Using silva.nr_v128.pcr.unique.align as input file for the fasta parameter.
Start End NBases Ambigs Polymer NumSeqs
Minimum: 1 15342 274 0 3 1
2.5%-tile: 2 17012 396 0 4 4767
25%-tile: 2 17012 402 0 4 47666
Median: 2 17012 422 0 5 95331
75%-tile: 2 17012 426 0 6 142996
97.5%-tile: 2 17012 567 1 7 185895
Maximum: 3825 17012 1628 5 16 190661
Mean: 2.0663 17011.8 429.254 0.0561678 5.02073
# of unique seqs: 147682
total # of seqs: 190661
Output File Names:
silva.nr_v128.pcr.unique.summary
It took 14 secs to summarize 190661 sequences.
mv silva.nr_v128.pcr.unique.align silva.nr_v128.LGCinside.unique.align
This will get you 149,371 unique sequences (147682 with inside trimming) to then align against. Other tricks to consider would be to use get.lineage
to pull out the reference sequences that are from the Bacteria, this will probably only reduce the size of the database by ~10%. You could also try using filter.seqs
with vertical=T; however, that might be problematic if there are insertions in your sequences (can’t know a priori). You could just use the silva.seed_v128.align
reference for aligning, though the low number of sequences retained with the procedure above makes me wary of doing this. For classifying sequences, Patrick Schloss (and I) would strongly recommend using the silva.nr_v128.align
and silva.nr_v128.tax
references after running pcr.seqs on silva.nr_v128.align
. You shouldn’t run unique.seqs
on the output. I have attended the ARB/SILVA workshop from Primer to Paper in november 2016, where I had the pleasure to talk to the SILVA developers (Jörg Peplies, Jan Gerken, Christian Quast, Pelin Yilmaz, Antonio Fernandez-Guerra, Ivaylo Kostadinov) and PI (Frank Oliver Glöckner) on the SEED alignment. Apparently, even though they would like to make the SEED alignment accessible, it contains proprietary sequences which prohibit public sharing of the SEED alignment. Hence, dr. Schloss tried to recreate the SEED (and his README on how to do so has been used above and applied to release 128). It is however not exactly the same as the SEED of SILVA. Furthermore, the SEED alignment does not change very fast (it is not a multiple sequence alignment, but an incremental alignment).
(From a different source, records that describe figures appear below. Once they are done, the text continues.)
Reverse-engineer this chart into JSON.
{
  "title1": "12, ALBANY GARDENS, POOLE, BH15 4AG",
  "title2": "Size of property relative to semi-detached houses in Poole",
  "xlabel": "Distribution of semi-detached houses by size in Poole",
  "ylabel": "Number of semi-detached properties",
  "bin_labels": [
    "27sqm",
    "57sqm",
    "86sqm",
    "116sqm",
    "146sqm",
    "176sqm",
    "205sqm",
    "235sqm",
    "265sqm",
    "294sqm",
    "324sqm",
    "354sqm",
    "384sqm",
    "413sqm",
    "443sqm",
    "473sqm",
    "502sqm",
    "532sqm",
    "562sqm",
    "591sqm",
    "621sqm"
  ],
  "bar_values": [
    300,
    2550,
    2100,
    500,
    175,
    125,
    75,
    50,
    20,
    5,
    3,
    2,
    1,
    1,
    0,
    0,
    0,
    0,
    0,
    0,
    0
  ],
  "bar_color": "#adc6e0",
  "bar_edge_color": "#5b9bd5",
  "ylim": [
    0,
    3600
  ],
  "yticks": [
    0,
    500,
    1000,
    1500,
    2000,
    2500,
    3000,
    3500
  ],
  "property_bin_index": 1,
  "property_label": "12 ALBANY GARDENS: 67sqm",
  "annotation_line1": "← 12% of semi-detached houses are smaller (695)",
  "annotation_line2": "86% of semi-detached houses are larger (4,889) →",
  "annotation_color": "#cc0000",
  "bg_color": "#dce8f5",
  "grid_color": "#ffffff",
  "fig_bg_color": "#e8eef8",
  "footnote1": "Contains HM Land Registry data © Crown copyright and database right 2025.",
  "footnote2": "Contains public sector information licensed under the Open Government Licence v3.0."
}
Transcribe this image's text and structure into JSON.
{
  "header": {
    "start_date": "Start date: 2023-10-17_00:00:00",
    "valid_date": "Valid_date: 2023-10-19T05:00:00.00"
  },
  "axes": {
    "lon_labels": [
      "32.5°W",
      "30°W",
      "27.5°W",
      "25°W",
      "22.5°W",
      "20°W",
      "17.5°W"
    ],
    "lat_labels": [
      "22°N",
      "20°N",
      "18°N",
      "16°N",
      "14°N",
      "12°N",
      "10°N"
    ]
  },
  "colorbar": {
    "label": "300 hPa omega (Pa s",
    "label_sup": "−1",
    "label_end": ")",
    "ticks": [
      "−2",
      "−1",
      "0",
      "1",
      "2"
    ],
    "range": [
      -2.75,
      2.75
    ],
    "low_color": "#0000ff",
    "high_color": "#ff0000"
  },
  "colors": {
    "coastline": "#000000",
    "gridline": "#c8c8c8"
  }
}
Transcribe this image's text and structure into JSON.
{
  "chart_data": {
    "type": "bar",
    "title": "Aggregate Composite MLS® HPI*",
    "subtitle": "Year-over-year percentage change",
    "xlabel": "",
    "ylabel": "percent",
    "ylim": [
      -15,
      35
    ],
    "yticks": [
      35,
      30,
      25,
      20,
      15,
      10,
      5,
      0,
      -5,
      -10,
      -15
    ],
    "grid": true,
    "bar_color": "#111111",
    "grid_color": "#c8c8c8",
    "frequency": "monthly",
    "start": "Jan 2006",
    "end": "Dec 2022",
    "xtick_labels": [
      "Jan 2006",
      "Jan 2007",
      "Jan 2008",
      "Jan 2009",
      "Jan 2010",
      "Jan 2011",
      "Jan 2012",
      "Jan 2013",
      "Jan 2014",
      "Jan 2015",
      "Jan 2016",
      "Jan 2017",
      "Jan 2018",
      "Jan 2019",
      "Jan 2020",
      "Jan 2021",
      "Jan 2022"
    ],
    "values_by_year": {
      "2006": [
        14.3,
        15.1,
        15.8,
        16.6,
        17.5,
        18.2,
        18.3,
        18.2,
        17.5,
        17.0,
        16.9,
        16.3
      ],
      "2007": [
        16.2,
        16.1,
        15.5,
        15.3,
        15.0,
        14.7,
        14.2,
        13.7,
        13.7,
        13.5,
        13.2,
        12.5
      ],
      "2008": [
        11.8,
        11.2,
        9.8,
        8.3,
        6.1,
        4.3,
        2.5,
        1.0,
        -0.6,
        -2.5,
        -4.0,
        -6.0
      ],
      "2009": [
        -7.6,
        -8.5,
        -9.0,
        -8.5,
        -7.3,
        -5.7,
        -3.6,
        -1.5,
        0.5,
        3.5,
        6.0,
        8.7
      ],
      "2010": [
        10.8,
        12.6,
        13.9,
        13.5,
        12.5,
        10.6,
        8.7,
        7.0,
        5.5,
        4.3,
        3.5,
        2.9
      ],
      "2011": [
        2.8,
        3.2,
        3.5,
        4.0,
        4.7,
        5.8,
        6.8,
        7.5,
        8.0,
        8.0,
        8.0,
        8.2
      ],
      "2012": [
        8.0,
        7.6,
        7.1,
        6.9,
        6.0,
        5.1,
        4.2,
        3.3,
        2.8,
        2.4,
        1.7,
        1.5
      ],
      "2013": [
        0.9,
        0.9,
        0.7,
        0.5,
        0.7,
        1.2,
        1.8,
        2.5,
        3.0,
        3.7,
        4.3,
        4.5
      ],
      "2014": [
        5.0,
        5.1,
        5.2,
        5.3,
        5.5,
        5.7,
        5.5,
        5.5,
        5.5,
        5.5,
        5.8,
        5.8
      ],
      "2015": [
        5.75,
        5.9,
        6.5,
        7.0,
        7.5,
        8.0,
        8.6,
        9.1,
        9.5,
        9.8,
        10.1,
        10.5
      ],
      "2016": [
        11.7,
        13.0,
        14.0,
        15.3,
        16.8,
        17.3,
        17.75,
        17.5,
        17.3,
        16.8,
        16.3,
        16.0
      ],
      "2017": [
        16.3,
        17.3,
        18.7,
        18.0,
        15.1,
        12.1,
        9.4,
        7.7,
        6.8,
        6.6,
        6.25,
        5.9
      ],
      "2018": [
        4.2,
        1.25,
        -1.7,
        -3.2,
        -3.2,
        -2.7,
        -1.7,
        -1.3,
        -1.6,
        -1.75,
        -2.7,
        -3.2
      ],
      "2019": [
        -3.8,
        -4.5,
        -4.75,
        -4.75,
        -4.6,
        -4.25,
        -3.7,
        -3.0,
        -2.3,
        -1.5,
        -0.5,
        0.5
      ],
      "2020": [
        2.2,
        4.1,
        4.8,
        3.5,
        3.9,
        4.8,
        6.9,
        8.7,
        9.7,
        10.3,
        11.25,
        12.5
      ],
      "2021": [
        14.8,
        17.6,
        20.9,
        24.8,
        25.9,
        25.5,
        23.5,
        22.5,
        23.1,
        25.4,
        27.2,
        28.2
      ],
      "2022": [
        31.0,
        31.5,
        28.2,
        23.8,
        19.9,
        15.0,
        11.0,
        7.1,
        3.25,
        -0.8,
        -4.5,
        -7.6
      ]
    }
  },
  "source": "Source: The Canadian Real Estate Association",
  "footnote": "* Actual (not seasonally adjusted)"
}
Therefore, given the issues outlined above for the v.128 mothur recreated SEED, currently at CMET we stick to the v.123 mothur recreated seed for alignment purposes.
If you are going to use the files generated in this README, you should be aware of SILVA’s dual use license. We’ll leave it to you to work out the details.